Escoteiro com O ou U?
Para quem não conhece a AEP e a História do Escotismo em Portugal pode parecer estranho que se utilizem duas grafias para uma palavra, que, além de homófona é homónima. São vulgares as acusações de erro ortográfico a quem utiliza a expressão "escoteiro" - assim mesmo, com um "o" - em vez do atualmente mais vulgarizado "escuteiro", com "u".
Afinal, qual delas está certa? Estão as duas, como adiante veremos, embora talvez mais a primeira (escoteiro).
Passamos a esclarecer:
Em 1911, surgia em Portugal o primeiro grupo de boy-scouts, organizado segundo os princípios delineados por Lord Baden-Powell, o fundador do movimento escotista. Porque a adoção do estrangeirismo não agradou aos mentores do grupo, foi adotada uma palavra já existente na língua portuguesa, com uma fonética e um significado muito semelhantes ao scout saxónico: escoteiro, (s.m.) pioneiro; aquele que viaja sem bagagem, gastando por escote; adj. leve; veloz. (Dicionário Porto Editora)

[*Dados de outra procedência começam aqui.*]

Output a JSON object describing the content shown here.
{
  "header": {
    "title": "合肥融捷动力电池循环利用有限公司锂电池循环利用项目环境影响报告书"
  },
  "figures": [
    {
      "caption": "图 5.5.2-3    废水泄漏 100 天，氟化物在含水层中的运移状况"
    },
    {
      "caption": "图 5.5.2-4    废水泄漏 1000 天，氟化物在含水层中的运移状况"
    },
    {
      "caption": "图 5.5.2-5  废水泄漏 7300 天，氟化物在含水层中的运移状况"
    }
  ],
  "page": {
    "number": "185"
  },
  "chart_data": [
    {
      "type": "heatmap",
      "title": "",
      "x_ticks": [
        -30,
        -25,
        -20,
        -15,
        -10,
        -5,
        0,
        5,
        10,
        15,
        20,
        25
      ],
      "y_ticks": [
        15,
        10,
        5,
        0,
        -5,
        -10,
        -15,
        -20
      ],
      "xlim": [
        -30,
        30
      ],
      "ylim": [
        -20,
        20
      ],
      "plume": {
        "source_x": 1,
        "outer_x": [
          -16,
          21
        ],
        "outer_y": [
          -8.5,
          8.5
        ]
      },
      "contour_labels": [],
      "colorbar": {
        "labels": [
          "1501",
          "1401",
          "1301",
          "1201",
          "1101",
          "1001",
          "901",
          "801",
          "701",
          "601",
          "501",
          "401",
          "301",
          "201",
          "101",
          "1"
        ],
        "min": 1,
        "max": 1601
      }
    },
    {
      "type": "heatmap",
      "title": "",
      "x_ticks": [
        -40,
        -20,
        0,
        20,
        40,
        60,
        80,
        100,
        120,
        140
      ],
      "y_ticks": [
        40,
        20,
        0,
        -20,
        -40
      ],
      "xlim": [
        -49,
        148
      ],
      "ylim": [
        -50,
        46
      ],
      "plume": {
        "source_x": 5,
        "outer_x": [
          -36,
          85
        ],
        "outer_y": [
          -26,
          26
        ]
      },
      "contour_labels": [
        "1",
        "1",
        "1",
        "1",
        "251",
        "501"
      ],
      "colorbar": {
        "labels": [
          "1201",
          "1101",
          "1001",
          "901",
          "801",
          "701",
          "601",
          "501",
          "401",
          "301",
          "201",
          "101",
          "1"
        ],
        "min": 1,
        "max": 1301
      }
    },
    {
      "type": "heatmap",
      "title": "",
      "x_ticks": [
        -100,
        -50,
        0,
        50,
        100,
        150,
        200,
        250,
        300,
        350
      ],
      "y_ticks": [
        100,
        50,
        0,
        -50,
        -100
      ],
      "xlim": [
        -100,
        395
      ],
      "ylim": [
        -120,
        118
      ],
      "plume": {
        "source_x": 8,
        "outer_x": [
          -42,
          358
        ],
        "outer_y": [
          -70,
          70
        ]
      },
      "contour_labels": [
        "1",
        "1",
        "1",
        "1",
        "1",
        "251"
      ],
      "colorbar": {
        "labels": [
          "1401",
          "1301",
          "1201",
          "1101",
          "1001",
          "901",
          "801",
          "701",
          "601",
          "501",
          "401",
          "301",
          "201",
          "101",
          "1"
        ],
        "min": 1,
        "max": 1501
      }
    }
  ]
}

Assim, em 1913 foi fundada a primeira associação escotista portuguesa, a A.E.P. - Escoteiros de Portugal, que, até hoje, mantém a grafia original.
Na década de 20, a Igreja Católica idealizou criar outra associação escotista, mas com carácter uniconfessional, destinada exclusivamente aos jovens que professavam a religião Católica Romana. Assim nasceu o "Corpo de Scouts Católicos Portugueses", mais tarde "Corpo Nacional de Scouts".
Por desconhecimento da pronúncia inglesa, a expressão "scout" era pronunciada à maneira francesa: "secúte". E, embora com outro desfecho, a história repetiu-se - os responsáveis daquele movimento católico tentaram encontrar uma palavra portuguesa que soasse ao ouvido de uma maneira próxima de "secúte" e com um significado ajustável. Escolheram o "escuta", justificando que, para além da semelhança fonética, o "scout" era atento e observador e, por isso, se adequava ao significado da palavra. Apesar de ser um conceito muito redutor veio a vingar, dando origem ao "Corpo Nacional de Escutas".
Durante o regime anterior ao 25 de Abril de 1974, a AEP sobreviveu com grandes dificuldades, sendo considerada indesejável e apenas tolerada. Chegou mesmo a ser publicado um Decreto que extinguia a atividade da AEP nas colónias. Entretanto, o CNE, sob os auspícios da Igreja, atingiu uma notável expansão e, felizmente, conseguiu manter acesa a chama escotista durante a longa noite da ditadura. Enquanto o "escotismo" definhava, o "escutismo" foi-se tornando cada vez mais conhecido dos portugueses.
No entanto, até meados do século, é mais frequente encontrar a grafia "escoteiro" em livros e jornais portugueses. Curiosamente, esta é uma das questões onde nunca houve consenso nos diversos acordos ortográficos. Os brasileiros sempre escreveram "escoteiro".
Esta diferenciação, nunca foi objeto de grande polémica, até porque os escoteiros consideram-se irmãos entre si e os valores da fraternidade escotista estão muito acima de meros preciosismos etimológicos. Pelo contrário, os escoteiros até consideram vantajosa a existência das duas grafias, pois assim se torna muito mais fácil identificar a que associação pertence o adepto dos ideais de Baden-Powell.